I clearly remember standing at the window of my father’s downtown office, looking down at the courtyard of the old Allegheny County Jail, watching uniformed black men play basketball, wondering why they were surrounded by large walls and barbed wire. Before this point, I was fully convinced that prisons were storybook structures, and jail time was a punishment that fell out of practice sometime between the middle ages and whenever Les Miserables took place (my older sister was an avid fan).
Let me be the first to admit that this delayed comprehension of the American Justice System was only made possible by the fact that I was born into stable middle class white family. I didn’t live in a neighborhood that was policed heavily, my parents never faced trouble with the law, and I grew up under the infinite protections of white privilege. I was never suspected of thievery, or pulled over or patted down by police because of my race. I never had my father dragged out of my home for petty crimes, and I wasn’t raised by a struggling single mother who had to choose between working a second job and reading to her children.
I say all of this, primarily, because I’m certain that if I were born with a different color skin, that I would have learned about the harsh realities of mass incarceration long before I actually did. That I would have been racially profiled, perhaps patted down and pulled over because of my skin, and maybe even dragged behind bars for something as trivial as marijuana possession.

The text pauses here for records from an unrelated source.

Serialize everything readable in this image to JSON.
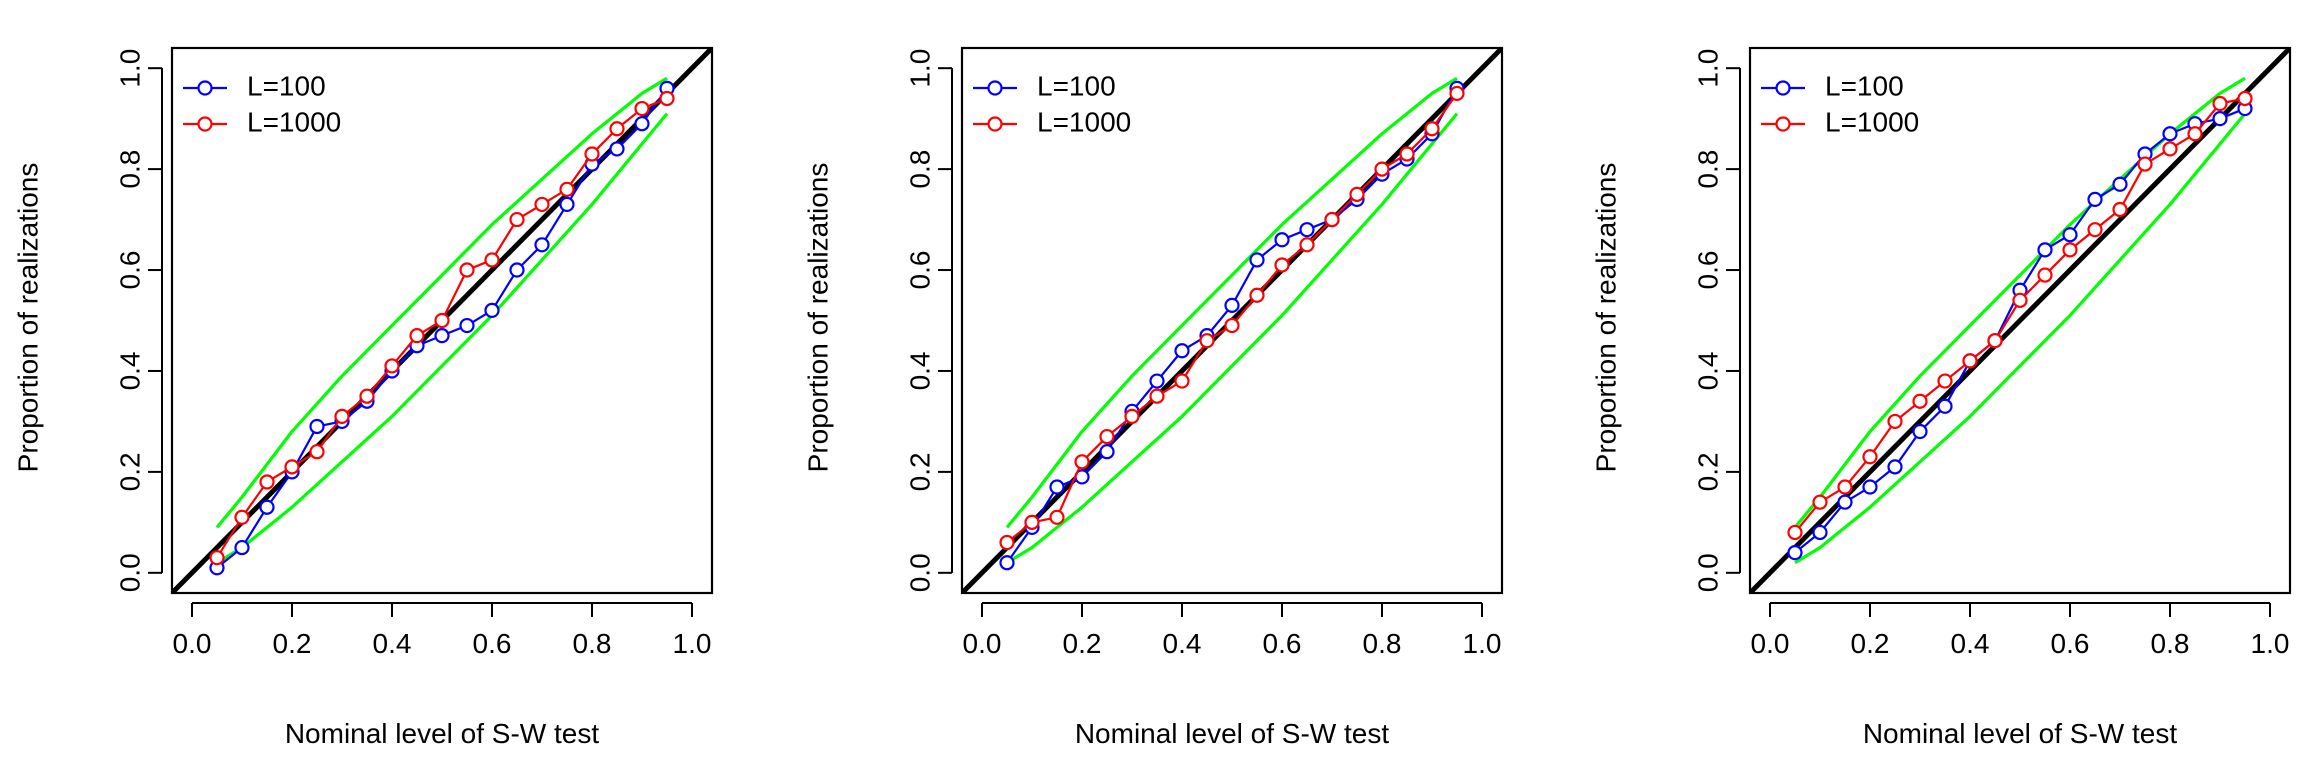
{
  "chart_data": [
    {
      "type": "line",
      "xlabel": "Nominal level of S-W test",
      "ylabel": "Proportion of realizations",
      "xlim": [
        0,
        1
      ],
      "ylim": [
        0,
        1
      ],
      "ticks": [
        "0.0",
        "0.2",
        "0.4",
        "0.6",
        "0.8",
        "1.0"
      ],
      "tick_values": [
        0,
        0.2,
        0.4,
        0.6,
        0.8,
        1.0
      ],
      "legend_position": "top-left",
      "x": [
        0.05,
        0.1,
        0.15,
        0.2,
        0.25,
        0.3,
        0.35,
        0.4,
        0.45,
        0.5,
        0.55,
        0.6,
        0.65,
        0.7,
        0.75,
        0.8,
        0.85,
        0.9,
        0.95
      ],
      "series": [
        {
          "name": "L=100",
          "color": "#0000FF",
          "values": [
            0.01,
            0.05,
            0.13,
            0.2,
            0.29,
            0.3,
            0.34,
            0.4,
            0.45,
            0.47,
            0.49,
            0.52,
            0.6,
            0.65,
            0.73,
            0.81,
            0.84,
            0.89,
            0.96
          ]
        },
        {
          "name": "L=1000",
          "color": "#FF0000",
          "values": [
            0.03,
            0.11,
            0.18,
            0.21,
            0.24,
            0.31,
            0.35,
            0.41,
            0.47,
            0.5,
            0.6,
            0.62,
            0.7,
            0.73,
            0.76,
            0.83,
            0.88,
            0.92,
            0.94
          ]
        }
      ],
      "reference_line": {
        "color": "#000000"
      },
      "bands": {
        "color": "#00FF00",
        "x": [
          0.05,
          0.1,
          0.2,
          0.3,
          0.4,
          0.5,
          0.6,
          0.7,
          0.8,
          0.9,
          0.95
        ],
        "upper": [
          0.09,
          0.15,
          0.28,
          0.39,
          0.49,
          0.59,
          0.69,
          0.78,
          0.87,
          0.95,
          0.98
        ],
        "lower": [
          0.02,
          0.05,
          0.13,
          0.22,
          0.31,
          0.41,
          0.51,
          0.62,
          0.73,
          0.85,
          0.91
        ]
      }
    },
    {
      "type": "line",
      "xlabel": "Nominal level of S-W test",
      "ylabel": "Proportion of realizations",
      "xlim": [
        0,
        1
      ],
      "ylim": [
        0,
        1
      ],
      "ticks": [
        "0.0",
        "0.2",
        "0.4",
        "0.6",
        "0.8",
        "1.0"
      ],
      "tick_values": [
        0,
        0.2,
        0.4,
        0.6,
        0.8,
        1.0
      ],
      "legend_position": "top-left",
      "x": [
        0.05,
        0.1,
        0.15,
        0.2,
        0.25,
        0.3,
        0.35,
        0.4,
        0.45,
        0.5,
        0.55,
        0.6,
        0.65,
        0.7,
        0.75,
        0.8,
        0.85,
        0.9,
        0.95
      ],
      "series": [
        {
          "name": "L=100",
          "color": "#0000FF",
          "values": [
            0.02,
            0.09,
            0.17,
            0.19,
            0.24,
            0.32,
            0.38,
            0.44,
            0.47,
            0.53,
            0.62,
            0.66,
            0.68,
            0.7,
            0.74,
            0.79,
            0.82,
            0.87,
            0.96
          ]
        },
        {
          "name": "L=1000",
          "color": "#FF0000",
          "values": [
            0.06,
            0.1,
            0.11,
            0.22,
            0.27,
            0.31,
            0.35,
            0.38,
            0.46,
            0.49,
            0.55,
            0.61,
            0.65,
            0.7,
            0.75,
            0.8,
            0.83,
            0.88,
            0.95
          ]
        }
      ],
      "reference_line": {
        "color": "#000000"
      },
      "bands": {
        "color": "#00FF00",
        "x": [
          0.05,
          0.1,
          0.2,
          0.3,
          0.4,
          0.5,
          0.6,
          0.7,
          0.8,
          0.9,
          0.95
        ],
        "upper": [
          0.09,
          0.15,
          0.28,
          0.39,
          0.49,
          0.59,
          0.69,
          0.78,
          0.87,
          0.95,
          0.98
        ],
        "lower": [
          0.02,
          0.05,
          0.13,
          0.22,
          0.31,
          0.41,
          0.51,
          0.62,
          0.73,
          0.85,
          0.91
        ]
      }
    },
    {
      "type": "line",
      "xlabel": "Nominal level of S-W test",
      "ylabel": "Proportion of realizations",
      "xlim": [
        0,
        1
      ],
      "ylim": [
        0,
        1
      ],
      "ticks": [
        "0.0",
        "0.2",
        "0.4",
        "0.6",
        "0.8",
        "1.0"
      ],
      "tick_values": [
        0,
        0.2,
        0.4,
        0.6,
        0.8,
        1.0
      ],
      "legend_position": "top-left",
      "x": [
        0.05,
        0.1,
        0.15,
        0.2,
        0.25,
        0.3,
        0.35,
        0.4,
        0.45,
        0.5,
        0.55,
        0.6,
        0.65,
        0.7,
        0.75,
        0.8,
        0.85,
        0.9,
        0.95
      ],
      "series": [
        {
          "name": "L=100",
          "color": "#0000FF",
          "values": [
            0.04,
            0.08,
            0.14,
            0.17,
            0.21,
            0.28,
            0.33,
            0.42,
            0.46,
            0.56,
            0.64,
            0.67,
            0.74,
            0.77,
            0.83,
            0.87,
            0.89,
            0.9,
            0.92
          ]
        },
        {
          "name": "L=1000",
          "color": "#FF0000",
          "values": [
            0.08,
            0.14,
            0.17,
            0.23,
            0.3,
            0.34,
            0.38,
            0.42,
            0.46,
            0.54,
            0.59,
            0.64,
            0.68,
            0.72,
            0.81,
            0.84,
            0.87,
            0.93,
            0.94
          ]
        }
      ],
      "reference_line": {
        "color": "#000000"
      },
      "bands": {
        "color": "#00FF00",
        "x": [
          0.05,
          0.1,
          0.2,
          0.3,
          0.4,
          0.5,
          0.6,
          0.7,
          0.8,
          0.9,
          0.95
        ],
        "upper": [
          0.09,
          0.15,
          0.28,
          0.39,
          0.49,
          0.59,
          0.69,
          0.78,
          0.87,
          0.95,
          0.98
        ],
        "lower": [
          0.02,
          0.05,
          0.13,
          0.22,
          0.31,
          0.41,
          0.51,
          0.62,
          0.73,
          0.85,
          0.91
        ]
      }
    }
  ]
}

Far too many Americans hide behind the façade of post-racialism, and refuse to acknowledge that systemic racism is alive and well, operating within the mass-incarcerating machine known as the American Justice System. The notion that everyone holds equal rights and faces equal punishment is a myth. People of all races commit crimes, and our current system relies on that fact to target and heavily police minorities to perpetuate a myth of inferiority. Once thrown in jail, young black men are stripped of their rights, removed from the voting population, and denied access to education. These so-called “correctional facilities” are nothing but modern day slave cells.

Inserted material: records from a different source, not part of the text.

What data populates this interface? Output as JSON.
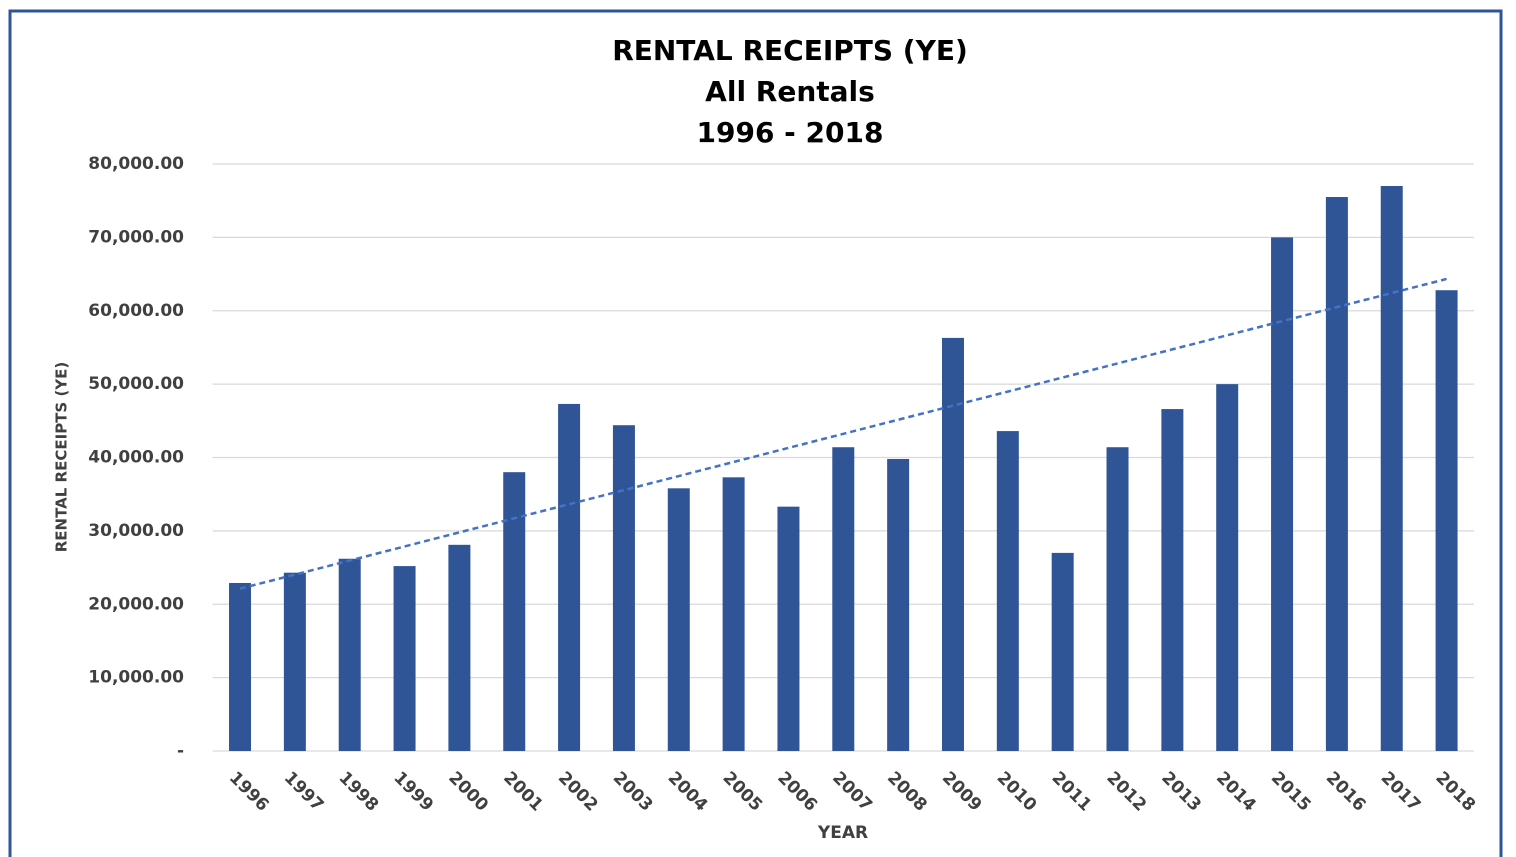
{
  "chart_data": {
    "type": "bar",
    "title": [
      "RENTAL RECEIPTS (YE)",
      "All Rentals",
      "1996 - 2018"
    ],
    "x_label": "YEAR",
    "y_label": "RENTAL RECEIPTS (YE)",
    "categories": [
      "1996",
      "1997",
      "1998",
      "1999",
      "2000",
      "2001",
      "2002",
      "2003",
      "2004",
      "2005",
      "2006",
      "2007",
      "2008",
      "2009",
      "2010",
      "2011",
      "2012",
      "2013",
      "2014",
      "2015",
      "2016",
      "2017",
      "2018"
    ],
    "values": [
      22900,
      24300,
      26200,
      25200,
      28100,
      38000,
      47300,
      44400,
      35800,
      37300,
      33300,
      41400,
      39800,
      56300,
      43600,
      27000,
      41400,
      46600,
      50000,
      70000,
      75500,
      77000,
      62800
    ],
    "color": "#2f5597",
    "trendline": true,
    "trendline_color": "#4472c4",
    "ylim": [
      0,
      80000
    ],
    "yticks": [
      {
        "value": 0,
        "label": "-"
      },
      {
        "value": 10000,
        "label": "10,000.00"
      },
      {
        "value": 20000,
        "label": "20,000.00"
      },
      {
        "value": 30000,
        "label": "30,000.00"
      },
      {
        "value": 40000,
        "label": "40,000.00"
      },
      {
        "value": 50000,
        "label": "50,000.00"
      },
      {
        "value": 60000,
        "label": "60,000.00"
      },
      {
        "value": 70000,
        "label": "70,000.00"
      },
      {
        "value": 80000,
        "label": "80,000.00"
      }
    ],
    "grid": true
  }
}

I’ve written frequently about how hip-hop addresses racial profiling and mass incarceration on this blog. How black men often lament that they’re lucky to reach the age of 25 without being incarcerated or dying. On the tragedy that jail-time and death have become a forced rite of passage for rappers, and on how it’s problematic that these rappers gain authenticity through punishment and fatality.
And yet we wonder why so-called “family values” have deteriorated in urban neighborhoods. We ask why these children aren’t being read to, aren’t being fed properly, and aren’t forced to attend school. What do we expect when police these neighborhoods heavily, thrown their parents in jail, and wonder why they can’t get a job that will properly support their children.
Go ahead, ban Donald Sterling from the NBA. Boycott Justin Bieber and Paula Deen for their racist remarks. Whatever convinces you that you don’t perpetuate racism enough to fall asleep. None of this will fix the fact that white children can go through a large part of their lives without even knowing that prisons still exist, meanwhile black youth are targeted by police and introduced to the perils of incarceration from birth.